By Will GrayJuly 15, 2018, 9:38 pm

Following the best week of his professional career, Michael Kim is both a winner on the PGA Tour and the 156th and final player to earn a tee time next week at The Open.

Kim entered the final round of the John Deere Classic with a five-shot lead, and the former Cal standout removed any lingering doubt about the tournament's outcome with birdies on each of his first three holes. He cruised from there, shooting a bogey-free 66 to finish the week at 27 under and win by eight shots over Francesco Molinari, Joel Dahmen, Sam Ryder and Bronson Burgoon.

It equals the tournament scoring record and ties for the largest margin of victory on Tour this season, matching Dustin Johnson's eight-shot romp at Kapalua in January and Molinari's margin two weeks ago at the Quicken Loans National.

"Just super thankful," Kim said. "It's been a tough first half of the year.

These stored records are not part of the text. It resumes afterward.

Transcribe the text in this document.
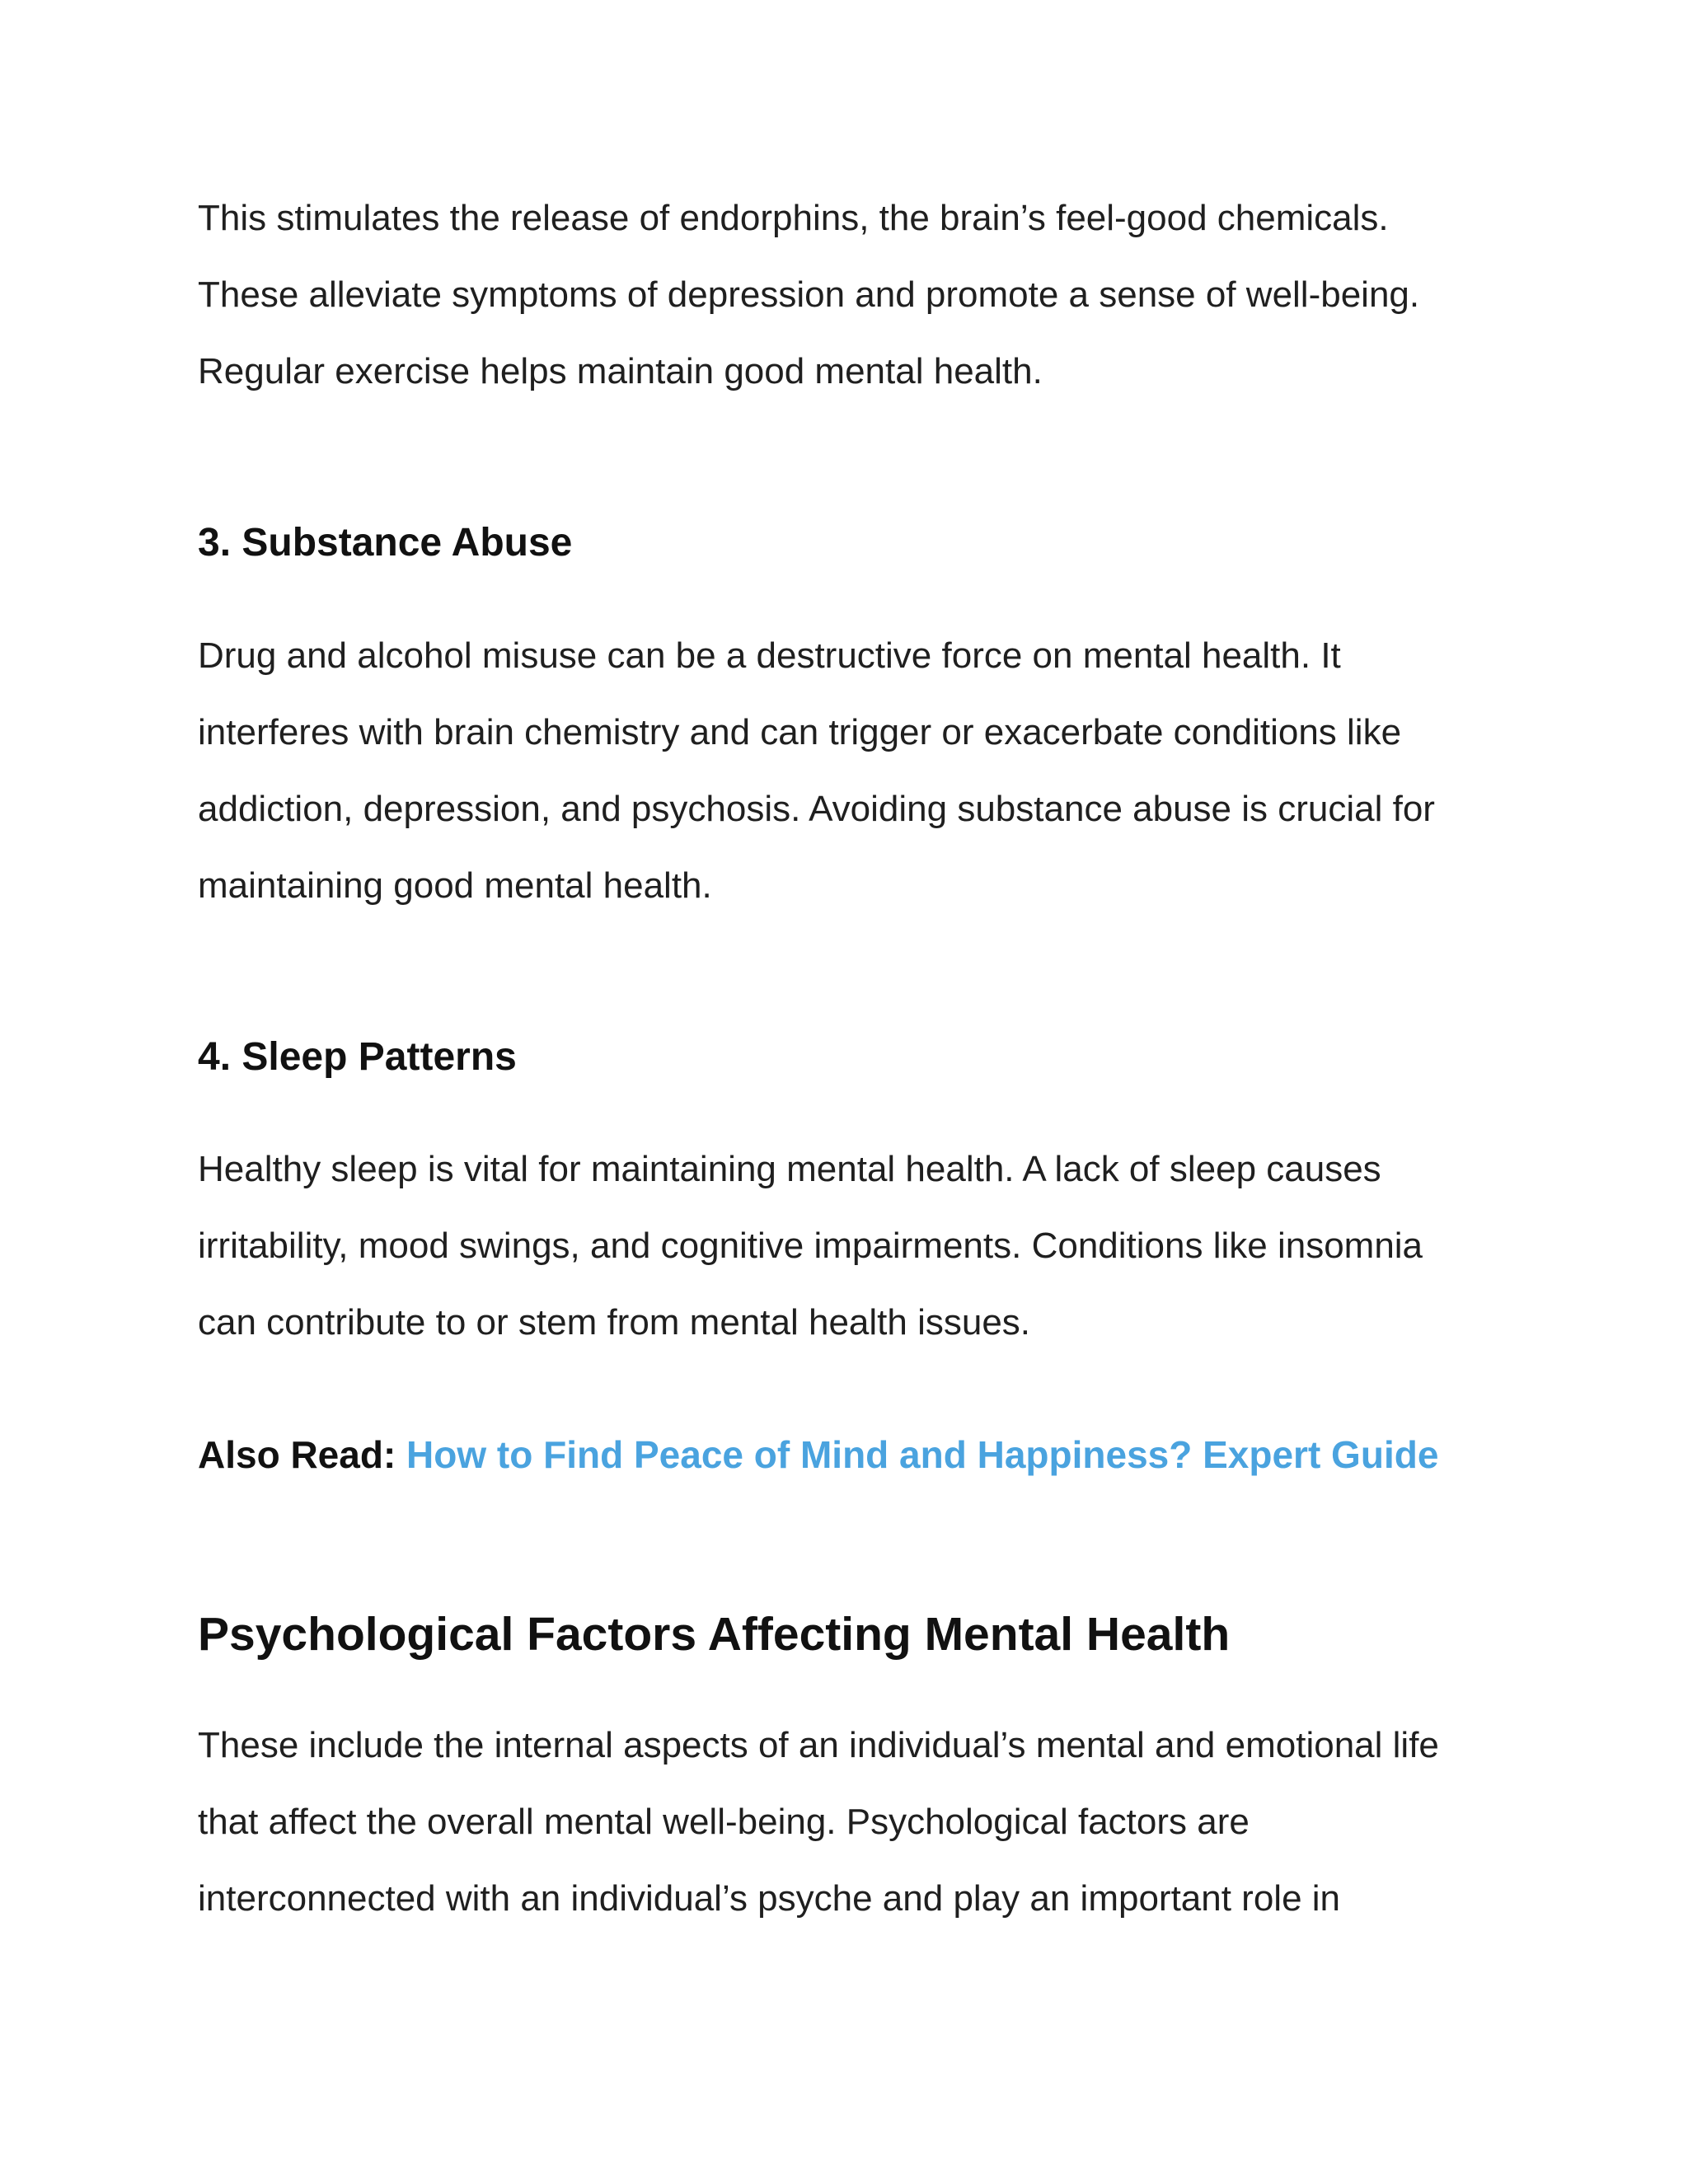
This stimulates the release of endorphins, the brain’s feel-good chemicals.

These alleviate symptoms of depression and promote a sense of well-being.

Regular exercise helps maintain good mental health.

3. Substance Abuse

Drug and alcohol misuse can be a destructive force on mental health. It

interferes with brain chemistry and can trigger or exacerbate conditions like

addiction, depression, and psychosis. Avoiding substance abuse is crucial for

maintaining good mental health.

4. Sleep Patterns

Healthy sleep is vital for maintaining mental health. A lack of sleep causes

irritability, mood swings, and cognitive impairments. Conditions like insomnia

can contribute to or stem from mental health issues.

Also Read: How to Find Peace of Mind and Happiness? Expert Guide

Psychological Factors Affecting Mental Health

These include the internal aspects of an individual’s mental and emotional life

that affect the overall mental well-being. Psychological factors are

interconnected with an individual’s psyche and play an important role in
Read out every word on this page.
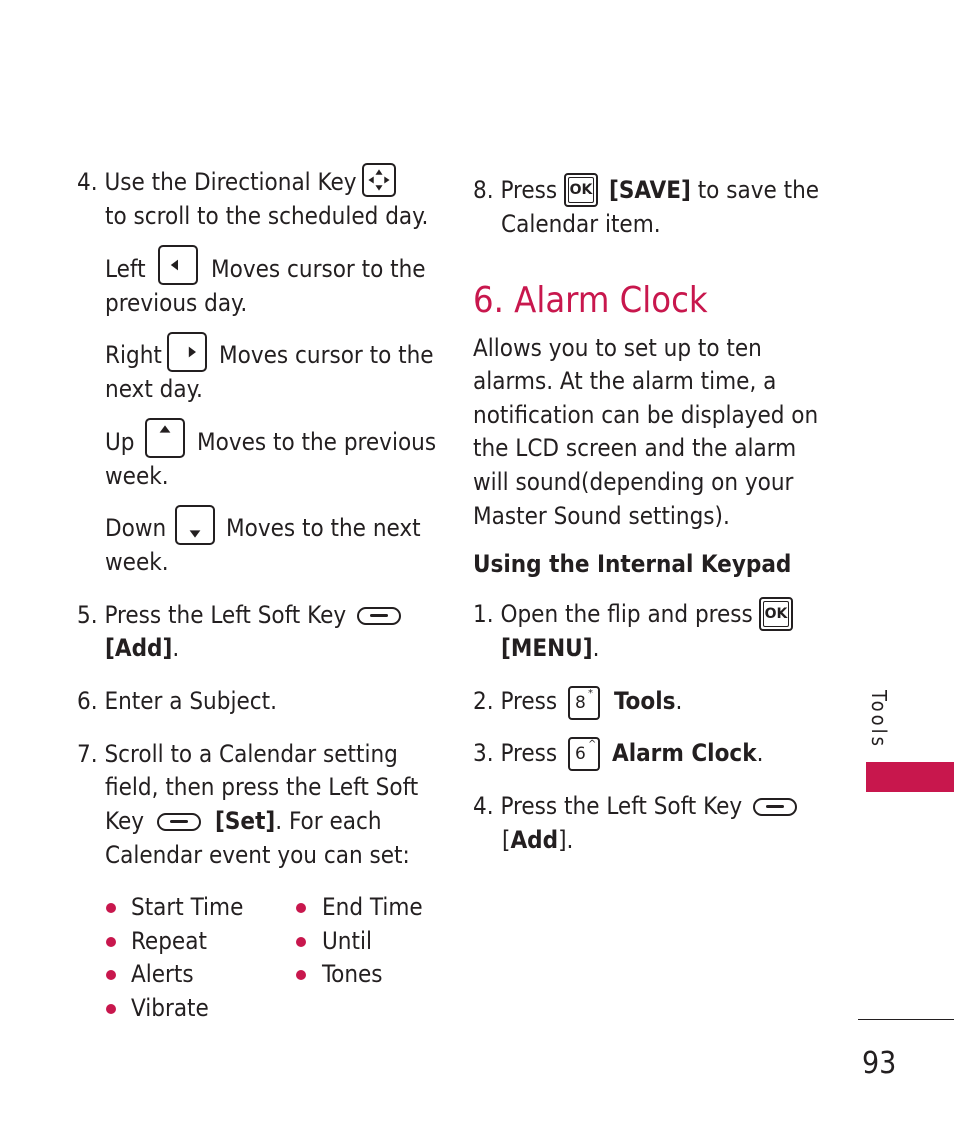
4. Use the Directional Key
to scroll to the scheduled day.
Left	Moves cursor to the
previous day.
Right Moves cursor to the
next day.
Up	Moves to the previous
week.
Down Moves to the next
week.
5. Press the Left Soft Key
[Add].
6. Enter a Subject.
7. Scroll to a Calendar setting
field, then press the Left Soft
Key	[Set]. For each
Calendar event you can set:
Start Time
Repeat
Alerts
Vibrate
End Time
Until
Tones
8. Press OK [SAVE] to save the
Calendar item.
6. Alarm Clock
Allows you to set up to ten
alarms. At the alarm time, a
notification can be displayed on
the LCD screen and the alarm
will sound(depending on your
Master Sound settings).
Using the Internal Keypad
1. Open the flip and press OK
[MENU].
2. Press	8 * Tools.
3. Press	6 ^ Alarm Clock.
4. Press the Left Soft Key
[Add].
Tools
93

But to be able to finish it out in style like this means a lot."

Kim, 25, received the Haskins Award as the nation's top collegiate player back in 2013, but his ascent to the professional ranks has been slow. He had only one top-10 finish in 83 starts on Tour entering the week, tying for third at the Safeway Open in October 2016, and had missed the cut each of the last three weeks.

But the pieces all came together at TPC Deere Run, where Kim opened with 63 and held a three-shot lead after 36 holes. His advantage was trimmed to a single shot during a rain-delayed third round, but Kim returned to the course late Saturday and closed with four straight birdies on Nos. 15-18 to build a five-shot cushion and inch closer to his maiden victory.

As the top finisher among the top five not otherwise exempt, Kim earned the final spot at Carnoustie as part of the Open Qualifying Series. It will be his first major championship appearance since earning low amateur honors with a T-17 finish at the 2013 U.S. Open at Merion, and he is also now exempt for the PGA Championship and next year's Masters.

The last player to earn the final Open spot at the Deere and make the cut the following week was Brian Harman, who captured his first career win at TPC Deere Run in 2014 and went on to tie for 26th at Royal Liverpool.